Chapter 59 Her side of storm
The door clicked shut behind Meher, and silence wrapped around Sana once again—like a shroud, cold and suffocating.
Sana didn’t move for a while.
She sat still on the edge of the bed, her hands in her lap, her eyes fixed on the window where the moonlight filtered through thin curtains. Outside, the palace buzzed quietly with life—but none of it touched this wing. This place was a corner meant for strangers.
And tonight, she felt like the biggest stranger of all.
Her gaze flicked toward the empty fireplace. No warmth. No life. Just a hollow frame filled with ashes that matched her heart.
Sana had thought she’d prepared herself for this moment—for seeing Hatim again.
But nothing could’ve prepared her for that version of him.
The Hatim who once chased her through palace corridors just to hear her laugh.
The Hatim who argued with the council to get her a proper seat beside him.
The Hatim who told her, “If anything ever happens, I’ll burn this palace down to find you.”
But he hadn’t burned anything.
He had forgotten.
Not just her name.
He’d forgotten their child.
Her fingers trembled as she reached for the drawer beside the bed.
Inside was a tiny piece of folded cloth—soft, white, embroidered with tiny blue stars.
It was the piece of fabric she’d once dreamt of wrapping their baby in.
The only thing she’d kept hidden all these years, pressed close to her chest, close to her soul.
She pressed it to her lips, eyes fluttering shut.
"Would you have loved him, Hatim?" she whispered into the night. "Would you have held his little hands the way you used to hold mine when I was scared?"
Her body shook as tears slipped silently down her cheeks.

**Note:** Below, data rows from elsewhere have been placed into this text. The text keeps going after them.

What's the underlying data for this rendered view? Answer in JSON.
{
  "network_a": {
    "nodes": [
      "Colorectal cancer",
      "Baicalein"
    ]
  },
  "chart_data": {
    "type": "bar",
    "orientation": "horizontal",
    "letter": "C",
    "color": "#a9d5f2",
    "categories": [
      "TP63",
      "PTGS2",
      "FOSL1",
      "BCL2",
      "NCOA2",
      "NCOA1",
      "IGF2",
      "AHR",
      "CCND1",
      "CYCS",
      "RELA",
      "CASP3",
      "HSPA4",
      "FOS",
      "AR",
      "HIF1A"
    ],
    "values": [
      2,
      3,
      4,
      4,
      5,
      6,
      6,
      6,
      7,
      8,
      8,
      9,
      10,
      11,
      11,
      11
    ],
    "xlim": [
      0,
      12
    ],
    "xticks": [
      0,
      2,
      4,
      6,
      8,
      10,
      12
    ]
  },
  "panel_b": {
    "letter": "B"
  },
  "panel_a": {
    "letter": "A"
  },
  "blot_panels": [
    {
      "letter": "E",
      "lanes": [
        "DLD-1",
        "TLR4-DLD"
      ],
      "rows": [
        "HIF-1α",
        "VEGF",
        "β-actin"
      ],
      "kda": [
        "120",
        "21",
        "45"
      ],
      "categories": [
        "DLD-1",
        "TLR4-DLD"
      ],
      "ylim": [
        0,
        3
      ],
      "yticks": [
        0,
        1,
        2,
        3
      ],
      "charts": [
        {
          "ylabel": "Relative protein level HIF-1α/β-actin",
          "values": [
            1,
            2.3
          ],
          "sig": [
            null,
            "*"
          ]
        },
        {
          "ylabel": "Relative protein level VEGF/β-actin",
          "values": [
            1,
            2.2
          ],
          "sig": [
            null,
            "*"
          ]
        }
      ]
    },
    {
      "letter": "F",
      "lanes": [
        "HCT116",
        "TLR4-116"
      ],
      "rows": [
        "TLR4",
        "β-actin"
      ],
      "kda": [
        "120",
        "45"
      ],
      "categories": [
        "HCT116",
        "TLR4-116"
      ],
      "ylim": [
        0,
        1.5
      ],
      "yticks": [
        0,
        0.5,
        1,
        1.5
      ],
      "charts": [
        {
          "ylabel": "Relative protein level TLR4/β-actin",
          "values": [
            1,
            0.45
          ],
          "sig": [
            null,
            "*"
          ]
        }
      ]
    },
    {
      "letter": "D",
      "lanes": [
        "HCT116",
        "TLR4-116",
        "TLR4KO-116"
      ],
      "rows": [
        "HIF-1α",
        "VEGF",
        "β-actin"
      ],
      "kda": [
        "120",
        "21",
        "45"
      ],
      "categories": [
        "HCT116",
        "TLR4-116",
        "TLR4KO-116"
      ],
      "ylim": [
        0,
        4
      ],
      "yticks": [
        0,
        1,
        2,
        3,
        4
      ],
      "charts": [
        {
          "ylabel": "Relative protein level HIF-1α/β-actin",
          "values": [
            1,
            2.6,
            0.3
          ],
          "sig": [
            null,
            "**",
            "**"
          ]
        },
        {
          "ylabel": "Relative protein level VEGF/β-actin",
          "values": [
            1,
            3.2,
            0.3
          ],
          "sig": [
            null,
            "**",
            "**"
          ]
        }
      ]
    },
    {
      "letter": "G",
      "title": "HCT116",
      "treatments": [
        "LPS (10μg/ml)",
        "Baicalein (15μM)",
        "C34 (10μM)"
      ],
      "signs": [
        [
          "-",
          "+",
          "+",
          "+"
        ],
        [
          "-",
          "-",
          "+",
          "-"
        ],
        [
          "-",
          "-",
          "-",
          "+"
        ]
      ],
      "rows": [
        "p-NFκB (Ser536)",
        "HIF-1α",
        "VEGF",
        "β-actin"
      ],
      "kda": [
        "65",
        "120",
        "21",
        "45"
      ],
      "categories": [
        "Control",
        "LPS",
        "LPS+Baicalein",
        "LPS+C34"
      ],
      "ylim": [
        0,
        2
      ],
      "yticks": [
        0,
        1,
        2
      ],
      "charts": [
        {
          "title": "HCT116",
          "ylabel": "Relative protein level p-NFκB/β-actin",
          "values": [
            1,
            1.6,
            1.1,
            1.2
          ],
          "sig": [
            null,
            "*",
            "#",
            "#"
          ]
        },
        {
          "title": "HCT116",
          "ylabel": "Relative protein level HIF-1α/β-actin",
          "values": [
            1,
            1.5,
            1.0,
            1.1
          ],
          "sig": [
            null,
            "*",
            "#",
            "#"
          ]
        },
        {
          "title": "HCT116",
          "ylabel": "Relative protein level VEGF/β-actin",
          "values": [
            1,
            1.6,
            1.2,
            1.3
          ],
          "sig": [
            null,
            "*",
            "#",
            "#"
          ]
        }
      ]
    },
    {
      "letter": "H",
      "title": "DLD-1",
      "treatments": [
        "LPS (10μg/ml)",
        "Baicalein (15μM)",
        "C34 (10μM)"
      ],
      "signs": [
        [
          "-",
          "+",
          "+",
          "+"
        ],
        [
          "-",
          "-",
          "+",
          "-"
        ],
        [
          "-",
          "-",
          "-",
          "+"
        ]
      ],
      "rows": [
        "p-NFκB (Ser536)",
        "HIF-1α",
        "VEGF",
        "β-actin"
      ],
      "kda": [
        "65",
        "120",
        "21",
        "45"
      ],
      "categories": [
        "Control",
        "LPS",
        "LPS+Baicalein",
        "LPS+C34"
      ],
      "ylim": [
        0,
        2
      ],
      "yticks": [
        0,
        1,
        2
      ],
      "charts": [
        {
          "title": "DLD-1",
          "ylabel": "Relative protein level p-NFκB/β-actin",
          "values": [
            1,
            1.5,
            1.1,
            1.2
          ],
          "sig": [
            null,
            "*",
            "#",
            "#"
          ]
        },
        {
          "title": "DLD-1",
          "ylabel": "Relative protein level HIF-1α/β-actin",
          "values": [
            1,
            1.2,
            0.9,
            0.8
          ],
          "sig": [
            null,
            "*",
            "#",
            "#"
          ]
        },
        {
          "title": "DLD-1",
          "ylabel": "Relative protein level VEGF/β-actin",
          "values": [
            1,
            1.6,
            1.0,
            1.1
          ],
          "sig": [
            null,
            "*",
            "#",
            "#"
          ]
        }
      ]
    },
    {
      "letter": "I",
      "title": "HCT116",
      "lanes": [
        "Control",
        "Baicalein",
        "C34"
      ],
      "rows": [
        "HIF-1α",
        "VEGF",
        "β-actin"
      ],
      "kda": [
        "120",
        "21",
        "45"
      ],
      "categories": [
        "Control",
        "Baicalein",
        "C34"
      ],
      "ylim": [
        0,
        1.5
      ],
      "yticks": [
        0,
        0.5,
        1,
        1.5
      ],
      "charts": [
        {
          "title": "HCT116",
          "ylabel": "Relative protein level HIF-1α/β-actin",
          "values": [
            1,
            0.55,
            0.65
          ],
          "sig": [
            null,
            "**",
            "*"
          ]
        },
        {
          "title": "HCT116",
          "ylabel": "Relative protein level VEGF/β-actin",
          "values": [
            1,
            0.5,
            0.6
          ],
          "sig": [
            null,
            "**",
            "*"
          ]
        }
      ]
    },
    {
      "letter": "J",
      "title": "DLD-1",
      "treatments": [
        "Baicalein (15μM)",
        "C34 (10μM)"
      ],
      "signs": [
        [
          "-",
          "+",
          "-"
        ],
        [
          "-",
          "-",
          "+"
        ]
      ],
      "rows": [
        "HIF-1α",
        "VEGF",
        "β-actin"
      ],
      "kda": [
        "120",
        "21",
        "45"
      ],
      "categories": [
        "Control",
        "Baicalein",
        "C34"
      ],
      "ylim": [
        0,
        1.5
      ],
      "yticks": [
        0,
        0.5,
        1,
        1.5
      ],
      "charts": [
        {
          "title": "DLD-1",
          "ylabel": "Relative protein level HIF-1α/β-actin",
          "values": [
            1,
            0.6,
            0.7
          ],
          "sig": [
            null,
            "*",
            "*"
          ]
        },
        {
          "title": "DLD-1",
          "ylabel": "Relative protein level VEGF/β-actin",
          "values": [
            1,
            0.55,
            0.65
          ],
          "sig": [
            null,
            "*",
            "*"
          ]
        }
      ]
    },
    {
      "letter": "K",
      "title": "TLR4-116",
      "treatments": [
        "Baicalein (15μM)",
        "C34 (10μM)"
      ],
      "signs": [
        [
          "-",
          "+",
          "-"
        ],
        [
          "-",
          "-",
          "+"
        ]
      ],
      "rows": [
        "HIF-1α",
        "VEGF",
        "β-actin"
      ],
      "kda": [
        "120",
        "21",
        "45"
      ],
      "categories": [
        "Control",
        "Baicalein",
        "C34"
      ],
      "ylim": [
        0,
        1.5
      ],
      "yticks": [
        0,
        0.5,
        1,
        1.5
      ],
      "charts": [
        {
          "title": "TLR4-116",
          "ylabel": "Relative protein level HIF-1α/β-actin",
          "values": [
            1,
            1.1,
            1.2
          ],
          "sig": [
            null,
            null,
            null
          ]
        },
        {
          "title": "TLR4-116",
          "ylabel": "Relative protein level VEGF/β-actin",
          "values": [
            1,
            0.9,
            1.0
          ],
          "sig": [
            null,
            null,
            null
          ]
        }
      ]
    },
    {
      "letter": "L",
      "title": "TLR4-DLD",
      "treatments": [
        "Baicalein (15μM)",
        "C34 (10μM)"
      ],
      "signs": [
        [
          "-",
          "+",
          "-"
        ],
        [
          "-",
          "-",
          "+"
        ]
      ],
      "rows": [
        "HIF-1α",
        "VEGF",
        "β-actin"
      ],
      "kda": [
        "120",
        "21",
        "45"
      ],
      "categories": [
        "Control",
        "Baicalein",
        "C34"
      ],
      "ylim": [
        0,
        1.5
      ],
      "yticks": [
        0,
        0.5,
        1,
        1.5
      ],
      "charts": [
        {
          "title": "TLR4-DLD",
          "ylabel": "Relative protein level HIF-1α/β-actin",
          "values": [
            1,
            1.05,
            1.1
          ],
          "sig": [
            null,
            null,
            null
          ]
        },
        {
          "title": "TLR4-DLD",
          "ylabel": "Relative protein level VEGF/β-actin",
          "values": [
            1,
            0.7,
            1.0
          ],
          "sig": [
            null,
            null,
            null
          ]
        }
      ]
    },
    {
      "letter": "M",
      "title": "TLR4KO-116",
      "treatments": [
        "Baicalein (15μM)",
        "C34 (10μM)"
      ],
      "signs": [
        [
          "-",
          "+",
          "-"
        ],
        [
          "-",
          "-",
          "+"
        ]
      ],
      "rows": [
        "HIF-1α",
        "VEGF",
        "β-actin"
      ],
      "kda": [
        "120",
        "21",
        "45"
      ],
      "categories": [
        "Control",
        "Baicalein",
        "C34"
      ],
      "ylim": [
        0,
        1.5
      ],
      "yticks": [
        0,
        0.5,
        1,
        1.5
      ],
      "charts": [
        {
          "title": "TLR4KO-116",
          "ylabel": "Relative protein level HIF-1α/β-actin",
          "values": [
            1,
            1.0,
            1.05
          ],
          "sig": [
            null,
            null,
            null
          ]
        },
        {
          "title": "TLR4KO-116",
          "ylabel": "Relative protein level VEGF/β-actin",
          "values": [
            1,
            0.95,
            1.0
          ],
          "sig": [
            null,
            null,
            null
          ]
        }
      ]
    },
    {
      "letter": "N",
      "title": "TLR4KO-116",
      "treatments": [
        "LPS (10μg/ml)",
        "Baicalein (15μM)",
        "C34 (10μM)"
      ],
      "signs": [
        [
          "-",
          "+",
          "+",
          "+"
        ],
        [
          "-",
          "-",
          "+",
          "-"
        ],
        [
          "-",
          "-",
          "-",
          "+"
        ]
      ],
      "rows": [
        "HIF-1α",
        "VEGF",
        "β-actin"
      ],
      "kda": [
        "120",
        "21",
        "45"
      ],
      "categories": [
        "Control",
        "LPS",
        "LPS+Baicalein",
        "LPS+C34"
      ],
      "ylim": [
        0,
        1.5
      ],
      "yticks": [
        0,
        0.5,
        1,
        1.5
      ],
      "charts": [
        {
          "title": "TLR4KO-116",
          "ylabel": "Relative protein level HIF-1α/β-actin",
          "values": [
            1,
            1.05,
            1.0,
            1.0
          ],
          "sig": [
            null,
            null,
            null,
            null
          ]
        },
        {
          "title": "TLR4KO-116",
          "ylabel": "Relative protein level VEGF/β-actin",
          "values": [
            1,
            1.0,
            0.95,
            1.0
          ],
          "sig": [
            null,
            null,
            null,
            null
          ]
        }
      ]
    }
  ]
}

She never got to tell him.
Never got to see his eyes light up with joy.
Never got to see him cry happy tears at the first kick.
Never got to see their child take a breath.

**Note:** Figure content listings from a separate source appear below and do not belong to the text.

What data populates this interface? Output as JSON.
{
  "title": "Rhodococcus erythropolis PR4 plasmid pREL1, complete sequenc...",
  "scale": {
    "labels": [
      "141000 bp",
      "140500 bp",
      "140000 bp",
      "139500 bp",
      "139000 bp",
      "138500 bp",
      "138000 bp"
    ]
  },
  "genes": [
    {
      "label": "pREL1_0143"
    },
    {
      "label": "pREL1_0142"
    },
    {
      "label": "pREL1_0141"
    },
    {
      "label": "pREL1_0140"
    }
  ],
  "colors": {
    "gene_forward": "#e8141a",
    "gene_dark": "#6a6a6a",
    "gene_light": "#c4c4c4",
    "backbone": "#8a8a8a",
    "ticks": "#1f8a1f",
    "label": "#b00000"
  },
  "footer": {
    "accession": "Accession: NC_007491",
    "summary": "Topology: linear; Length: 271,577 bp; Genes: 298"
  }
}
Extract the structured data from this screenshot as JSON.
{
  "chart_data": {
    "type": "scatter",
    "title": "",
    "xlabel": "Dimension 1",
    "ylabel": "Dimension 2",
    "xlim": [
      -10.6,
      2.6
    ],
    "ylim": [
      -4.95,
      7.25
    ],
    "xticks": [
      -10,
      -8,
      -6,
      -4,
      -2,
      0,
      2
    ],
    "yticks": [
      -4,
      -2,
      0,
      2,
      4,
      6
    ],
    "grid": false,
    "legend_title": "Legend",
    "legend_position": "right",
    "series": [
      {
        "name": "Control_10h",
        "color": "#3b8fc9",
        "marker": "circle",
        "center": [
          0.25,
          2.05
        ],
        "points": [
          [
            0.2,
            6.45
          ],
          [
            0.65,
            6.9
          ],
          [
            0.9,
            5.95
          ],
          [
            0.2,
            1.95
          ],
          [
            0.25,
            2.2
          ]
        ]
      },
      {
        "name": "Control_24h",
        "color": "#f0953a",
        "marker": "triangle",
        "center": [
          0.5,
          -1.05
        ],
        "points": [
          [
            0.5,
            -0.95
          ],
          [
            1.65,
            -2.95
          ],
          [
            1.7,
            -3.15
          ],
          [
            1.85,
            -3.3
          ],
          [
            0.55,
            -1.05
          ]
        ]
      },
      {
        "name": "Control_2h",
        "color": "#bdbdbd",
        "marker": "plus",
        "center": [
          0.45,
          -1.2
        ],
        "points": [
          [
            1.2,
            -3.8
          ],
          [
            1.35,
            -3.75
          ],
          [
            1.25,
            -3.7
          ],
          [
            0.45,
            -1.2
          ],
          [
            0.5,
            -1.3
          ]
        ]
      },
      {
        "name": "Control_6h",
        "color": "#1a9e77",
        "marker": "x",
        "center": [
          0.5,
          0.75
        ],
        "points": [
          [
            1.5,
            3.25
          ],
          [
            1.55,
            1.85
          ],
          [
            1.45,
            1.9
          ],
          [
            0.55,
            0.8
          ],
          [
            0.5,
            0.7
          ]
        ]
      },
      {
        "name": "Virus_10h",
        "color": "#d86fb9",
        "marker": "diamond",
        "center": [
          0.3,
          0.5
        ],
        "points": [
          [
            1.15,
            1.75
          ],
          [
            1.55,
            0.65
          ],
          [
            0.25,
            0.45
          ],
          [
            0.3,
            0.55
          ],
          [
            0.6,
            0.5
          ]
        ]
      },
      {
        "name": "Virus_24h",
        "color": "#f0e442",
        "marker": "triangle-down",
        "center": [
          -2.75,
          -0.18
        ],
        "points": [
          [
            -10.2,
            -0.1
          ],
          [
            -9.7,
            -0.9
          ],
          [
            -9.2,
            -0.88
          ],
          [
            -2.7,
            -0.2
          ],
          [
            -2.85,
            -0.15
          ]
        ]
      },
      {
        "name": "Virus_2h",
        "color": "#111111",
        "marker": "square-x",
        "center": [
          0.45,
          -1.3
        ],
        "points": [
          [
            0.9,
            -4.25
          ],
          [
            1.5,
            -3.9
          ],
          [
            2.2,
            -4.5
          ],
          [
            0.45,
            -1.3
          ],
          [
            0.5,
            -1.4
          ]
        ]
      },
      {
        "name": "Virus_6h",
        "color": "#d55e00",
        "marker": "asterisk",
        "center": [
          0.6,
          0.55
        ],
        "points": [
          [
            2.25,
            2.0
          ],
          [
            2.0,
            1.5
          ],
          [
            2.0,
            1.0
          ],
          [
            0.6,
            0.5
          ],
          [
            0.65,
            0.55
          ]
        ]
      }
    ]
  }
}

Because Roshni had decided that love was a threat to her throne.
That a child born of love was dangerous.
Sana’s grief turned into quiet fury.
Roshni might’ve thought she won. She might’ve erased Sana from Hatim’s memories, turned his heart against her, stolen their child’s future.
But she had forgotten one thing—
Sana was still breathing.
And she was not here to beg.
She was here to reclaim.
Not just her place in this palace, but the truth.
The truth of her love.
The truth of her pain.
The truth of her child who never got a chance.
Sana stood slowly, her legs still weak from everything that had happened. She walked to the mirror across the room—the same mirror that had watched her cry silently since she returned.
She stared at herself now. Not as the fragile, broken girl Roshni hoped to crush.
But as the mother who had lost everything.
And had nothing left to fear.
“I don’t care if he remembers me,” she whispered. “But I will make him remember what they did. What they took.”
Her fingers traced the reflection of her own face.
“I will tell him everything. Even if it kills me.”
She didn’t know when or how.
But she would make Hatim see the truth behind the lies.
Behind the poison his mother fed him.
Because love wasn’t a ghost.
It was alive.
And she carried it in every heartbeat.